Boomers are on the way out. Millennials are stepping in. And in the wake of the last three weeks, I wonder what we’re in for.
For those who follow these pages, you know that Ethan Hartley, who joined the staff two years ago, has moved on to a new job that takes him away from reporting the news. He will now use his communications skills in the business of owning and operating real estate. It’s a wise move on the part of his employer, former Providence Mayor Joe Paolino, who I’m sure will make good use of his understanding of the media and his ability to get a message across.
Ethan was gracious, and certainly Paolino was, too, in giving me almost a month to find his replacement. We didn’t dally, and I falsely imagined if the Rhode Island news network didn’t yield a good candidate, then our advertisement on a journalism trade website would. With newspapers folding and the GateHouse giant cutting jobs to offset the hemorrhaging of declining subscription and advertising revenues, it only seemed logical that there would be job candidates out there.
We got responses and I got an insight to millennials, some fresh from college and others with some but not a whole lot of experience. I also received an application from one veteran reporter who wanted to move to the area. Fearful of passing up an opportunity, he accepted a job elsewhere before we could reach an agreement. It was handled professionally and there was no misunderstanding on either side.
Then there are the millennials, and I don’t know what to think.
I reached out to five potential candidates for the job, four of who responded to the ad and the fifth currently employed. The young woman working for another paper wasn’t prepared to leave and informed us of her decision about a week after the interview. That’s fine, although it struck me strange that her question about pay and benefits was almost an afterthought.
It was a taste of what was to come.
I reached the other candidates by phone and, after describing the job and learning what they’re about, sought to set up an interview. Times and dates were set and two showed up. I fired off emails to the others inquiring if they remained interested. I left voice messages on their phones. When I didn’t hear back I figured they weren’t but texted them anyway. Oh yes, came the replies. Had I found the method of communication?
I set up new appointments. As those times drew near, I thought I better reconfirm.
A couple of days went by with a reply. Then one said she would be in Philadelphia visiting family and she would get back to me. The other pushed me off another week. The girl, a recent grad living in Boston, said she was sick but was interested in the job. We talked and I went over salary and benefits. I asked about coming in for an interview. I didn’t get an answer.
The young reporter, who is working for a paper in New York State, was equally elusive. We arranged to meet a week ago but then he canceled at the last moment because of car trouble. On Friday, he was going to be in New Jersey but would be coming to Rhode Island for the weekend. He agreed on Friday, but when 5 p.m. arrived I got a text it was a tough drive and he’d be in Saturday.
Meanwhile, the Boston area candidate texted inquiring whether we could negotiate salary. I was incredulous. We haven’t even met. I should have pointed that out, but instead asked what she was looking to get paid. She responded with a pay range. Was I to make a pick?

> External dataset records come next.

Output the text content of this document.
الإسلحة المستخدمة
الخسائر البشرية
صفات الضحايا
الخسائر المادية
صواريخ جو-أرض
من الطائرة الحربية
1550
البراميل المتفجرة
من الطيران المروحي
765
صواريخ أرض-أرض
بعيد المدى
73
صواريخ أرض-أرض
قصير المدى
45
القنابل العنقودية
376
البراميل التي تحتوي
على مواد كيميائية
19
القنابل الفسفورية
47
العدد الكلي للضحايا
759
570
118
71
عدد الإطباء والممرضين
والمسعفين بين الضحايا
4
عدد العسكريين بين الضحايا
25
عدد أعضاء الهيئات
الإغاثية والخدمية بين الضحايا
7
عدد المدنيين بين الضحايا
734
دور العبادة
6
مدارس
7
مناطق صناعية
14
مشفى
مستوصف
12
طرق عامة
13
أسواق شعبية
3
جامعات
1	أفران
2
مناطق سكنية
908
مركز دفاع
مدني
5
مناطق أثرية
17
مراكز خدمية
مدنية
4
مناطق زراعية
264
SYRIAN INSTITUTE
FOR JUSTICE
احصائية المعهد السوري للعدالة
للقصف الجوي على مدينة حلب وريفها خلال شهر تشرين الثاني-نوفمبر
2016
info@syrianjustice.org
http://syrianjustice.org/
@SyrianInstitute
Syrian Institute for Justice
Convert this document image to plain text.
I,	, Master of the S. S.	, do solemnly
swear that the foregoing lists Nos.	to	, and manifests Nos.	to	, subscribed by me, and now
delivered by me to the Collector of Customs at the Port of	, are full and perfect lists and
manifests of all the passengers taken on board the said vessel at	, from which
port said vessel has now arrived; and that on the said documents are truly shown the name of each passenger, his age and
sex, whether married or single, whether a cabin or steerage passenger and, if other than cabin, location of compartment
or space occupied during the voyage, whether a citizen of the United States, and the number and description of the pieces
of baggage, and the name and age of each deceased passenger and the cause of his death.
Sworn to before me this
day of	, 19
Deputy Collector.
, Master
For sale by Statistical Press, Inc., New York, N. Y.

When we finally met, the reporter from New York told me how great he was but didn’t have the clips to back up his stories. He asked some questions about Warwick and glanced at the headlines from the papers I handed him. He told me he was interested in the job and would make a decision, although I never offered him the post. I didn’t hear back from him.
I wondered how either would perform in a job. Would they work and answer calls whenever they felt like it? Would they cover just the stories they thought important? Where did they see themselves going? Where might they be in five years?

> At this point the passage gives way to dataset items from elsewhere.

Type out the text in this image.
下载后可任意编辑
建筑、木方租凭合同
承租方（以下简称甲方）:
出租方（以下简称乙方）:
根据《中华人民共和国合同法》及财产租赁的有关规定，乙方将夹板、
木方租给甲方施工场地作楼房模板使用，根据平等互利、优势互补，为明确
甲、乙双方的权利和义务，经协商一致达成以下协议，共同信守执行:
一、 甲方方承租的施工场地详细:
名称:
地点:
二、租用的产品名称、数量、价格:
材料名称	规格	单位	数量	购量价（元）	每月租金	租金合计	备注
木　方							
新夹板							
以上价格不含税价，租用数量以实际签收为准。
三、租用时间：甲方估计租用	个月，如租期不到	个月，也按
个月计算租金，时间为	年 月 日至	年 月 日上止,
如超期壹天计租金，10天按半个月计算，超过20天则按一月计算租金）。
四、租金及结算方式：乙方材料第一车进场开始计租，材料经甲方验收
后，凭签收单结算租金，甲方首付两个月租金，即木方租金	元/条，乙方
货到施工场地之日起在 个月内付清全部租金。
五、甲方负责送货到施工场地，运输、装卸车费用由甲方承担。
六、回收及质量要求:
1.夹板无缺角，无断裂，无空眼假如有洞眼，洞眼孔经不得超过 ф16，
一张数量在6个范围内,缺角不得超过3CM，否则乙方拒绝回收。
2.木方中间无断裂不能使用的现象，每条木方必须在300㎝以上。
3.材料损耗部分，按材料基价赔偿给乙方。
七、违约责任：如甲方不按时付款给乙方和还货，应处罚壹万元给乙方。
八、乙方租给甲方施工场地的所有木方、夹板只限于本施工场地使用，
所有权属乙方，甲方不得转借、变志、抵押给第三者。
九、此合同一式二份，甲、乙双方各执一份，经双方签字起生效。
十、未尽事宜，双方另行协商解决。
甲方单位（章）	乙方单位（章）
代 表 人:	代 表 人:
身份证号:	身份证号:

Had they asked themselves those questions?
Naturally, you can’t base conclusions on a handful of interviews. In the last week, I’ve interviewed some high school students – Jillian Caruso, who is doing a culinary internship at Le Favorite Bakery, and others competing in the Hack for Global Good: Solution2Pollution held Saturday at Rocky Hill School – who impressed me with their motivation. They’re five and six years behind the millennials I interviewed – almost another generation.